In the 70s, in Ayr, on the west coast of Scotland, there lived a bearded shopkeeper called Malcolm McDonald. He ran a games shop called Mac’s Games that sold old lead Napoleonic miniatures and wargames rules until the D&D explosion of ’78. Suddenly, and briefly, Mac’s dusty, dry-rot infested games shop became a hub of activity for the local gamers. Funny-shaped dice sales funded a refit and a new sign, and bought him a Lochaber Axe he displayed on the back wall behind the till, replacing the faded poster of the one-legged flautist.
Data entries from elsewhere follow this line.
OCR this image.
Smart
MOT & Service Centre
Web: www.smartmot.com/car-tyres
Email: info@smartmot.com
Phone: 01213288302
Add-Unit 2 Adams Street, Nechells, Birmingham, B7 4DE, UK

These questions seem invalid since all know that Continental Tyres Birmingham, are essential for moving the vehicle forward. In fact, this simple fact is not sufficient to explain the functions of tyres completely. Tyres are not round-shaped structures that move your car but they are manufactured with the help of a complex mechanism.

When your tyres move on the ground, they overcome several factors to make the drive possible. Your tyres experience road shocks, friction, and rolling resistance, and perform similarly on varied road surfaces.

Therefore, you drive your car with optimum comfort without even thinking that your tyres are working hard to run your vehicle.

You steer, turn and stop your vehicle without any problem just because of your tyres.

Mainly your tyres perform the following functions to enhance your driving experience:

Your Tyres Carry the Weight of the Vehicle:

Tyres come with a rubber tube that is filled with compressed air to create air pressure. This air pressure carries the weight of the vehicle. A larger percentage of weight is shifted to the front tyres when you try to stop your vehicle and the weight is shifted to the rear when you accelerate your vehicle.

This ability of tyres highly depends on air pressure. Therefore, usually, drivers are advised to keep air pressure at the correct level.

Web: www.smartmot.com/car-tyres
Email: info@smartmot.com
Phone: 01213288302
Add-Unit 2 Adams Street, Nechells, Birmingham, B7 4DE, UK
Mac, as he was known, was a mumbling shambling mound of a man who frequently didn’t open the shop until 11am, and on some days, he didn’t even turn up. Those days were notable for small crowds of gamers hanging about his shop, waiting for him to open up. He was a larger-than-life personality, quiet yet holding a commanding presence to impressionable young gamers who considered him a role-playing-model, asking his advice on dealing with troublesome Dwarves and destructive Orcs and the younger ones believed him to be a character from their imaginary worlds, grounded in this plane to provide them with sanctuary and friendship, a friendly and sympathetic ear in a world where that was a precious commodity.
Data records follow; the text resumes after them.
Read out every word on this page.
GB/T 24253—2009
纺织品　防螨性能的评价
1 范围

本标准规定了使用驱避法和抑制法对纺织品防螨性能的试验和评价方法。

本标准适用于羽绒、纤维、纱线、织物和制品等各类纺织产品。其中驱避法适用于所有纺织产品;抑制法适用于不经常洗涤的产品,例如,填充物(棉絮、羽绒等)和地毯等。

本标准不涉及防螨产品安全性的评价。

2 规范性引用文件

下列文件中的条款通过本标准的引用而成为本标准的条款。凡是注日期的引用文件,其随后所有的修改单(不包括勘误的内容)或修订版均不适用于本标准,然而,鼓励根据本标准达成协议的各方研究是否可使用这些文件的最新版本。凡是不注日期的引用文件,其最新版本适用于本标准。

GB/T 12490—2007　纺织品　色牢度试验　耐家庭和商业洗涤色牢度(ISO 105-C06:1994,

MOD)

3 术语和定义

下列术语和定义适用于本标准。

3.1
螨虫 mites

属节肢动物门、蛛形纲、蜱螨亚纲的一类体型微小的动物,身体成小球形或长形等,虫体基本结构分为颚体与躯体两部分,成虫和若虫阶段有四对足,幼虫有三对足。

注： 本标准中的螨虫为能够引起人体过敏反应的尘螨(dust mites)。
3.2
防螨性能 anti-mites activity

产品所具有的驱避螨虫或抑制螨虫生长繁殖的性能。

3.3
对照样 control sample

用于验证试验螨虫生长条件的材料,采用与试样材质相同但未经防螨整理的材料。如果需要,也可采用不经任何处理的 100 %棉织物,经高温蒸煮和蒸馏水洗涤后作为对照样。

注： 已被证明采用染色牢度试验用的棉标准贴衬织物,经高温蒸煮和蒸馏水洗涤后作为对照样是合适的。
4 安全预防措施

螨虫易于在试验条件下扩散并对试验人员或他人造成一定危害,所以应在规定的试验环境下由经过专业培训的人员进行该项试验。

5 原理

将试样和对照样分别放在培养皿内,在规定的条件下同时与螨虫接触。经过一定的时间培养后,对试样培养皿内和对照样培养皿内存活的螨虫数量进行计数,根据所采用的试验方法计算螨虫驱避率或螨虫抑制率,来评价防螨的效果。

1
A friendly balance was maintained, until one day when the Megastore opened in the town centre. An all-you-can-eat buffet was suddenly spread in front of the previously starved gamers and business started to fade at Mac’s Games.
One day, no-one knows when, Mac shut up shop. This wasn’t noticed for a while, with the industry being as relaxed as it was in the 80s, and everyone assumed the shop was still going. When ever anyone walked past the shop, they assumed Mac was late that day and his distributors assumed he had forgotten to pay the phone bill again when his phone went dead. Decades passed until, one day, a large distributor turned up on his doorstep to claim an unpaid bill. After waiting outside for a while, making local enquiries and frequenting the local trading card games, it became clear that Mac’s Games was closed for business.
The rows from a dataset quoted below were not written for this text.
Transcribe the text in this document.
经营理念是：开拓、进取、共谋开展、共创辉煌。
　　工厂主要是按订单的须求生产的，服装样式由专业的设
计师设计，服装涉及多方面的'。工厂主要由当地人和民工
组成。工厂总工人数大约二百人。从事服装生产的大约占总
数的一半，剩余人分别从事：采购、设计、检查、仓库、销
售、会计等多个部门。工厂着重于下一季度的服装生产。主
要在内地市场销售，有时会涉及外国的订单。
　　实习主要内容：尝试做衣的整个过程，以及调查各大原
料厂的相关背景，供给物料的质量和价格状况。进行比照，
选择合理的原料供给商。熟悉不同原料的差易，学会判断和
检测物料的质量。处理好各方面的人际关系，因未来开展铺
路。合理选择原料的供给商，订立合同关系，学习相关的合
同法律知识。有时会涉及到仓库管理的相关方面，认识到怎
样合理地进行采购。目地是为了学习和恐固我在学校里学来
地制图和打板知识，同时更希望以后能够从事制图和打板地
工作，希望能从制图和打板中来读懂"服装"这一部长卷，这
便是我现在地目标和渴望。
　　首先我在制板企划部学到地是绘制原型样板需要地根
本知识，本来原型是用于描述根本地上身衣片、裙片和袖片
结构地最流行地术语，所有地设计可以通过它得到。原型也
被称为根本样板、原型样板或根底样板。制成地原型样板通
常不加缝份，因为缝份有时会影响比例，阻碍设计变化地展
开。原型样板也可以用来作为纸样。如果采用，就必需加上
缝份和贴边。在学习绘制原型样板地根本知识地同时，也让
A short and too boring to recall here legal case later, entrance to the shop was given and Mac’s dusty corpse was found, sitting on the toilet in the back, the door swinging on its hinges. His once large frame was stretched and gaunt, resembling the poster of an albino swordsman he hung over the gaming table. The distributor claimed all the shop’s assets and that leads us to the amazing find of gaming folklore thought forgotten or non-existant. There, in a shelf at the back, was a box of lost treasure containing the fabled “Monster Book” by Ogre’s Lunch, with forgotten monsters like the Yonagg, the Grabzebo and the Gruntling. One copy escaped recall after the tumultuous court case of 1982. Ogre’s Lunch was sued into the ground for misuse of trademarks in a pre-opengaming world, and, after the suicide of its creator, Jorge Rosencrantz, it was believed none of the original copies remained in the wild.
The treasure trove housed in the distributor’s Swindon warehouse was recently passed on to us as payment for an old debt and we are discussing publishing rights of Monster Book with the Rosencrantz family; hopefully, we can finally bring some of Jorge’s amazing creatures back to life on these very pages. A lost treasure in a dusty old cardboard box, traded over debts, finally coming to light would be a remarkable ending to the tale of Mac’s legacy. Once-young gamers can rejoice in what should have been a classic sourcebook from the oft-forgotten Ogre’s Lunch.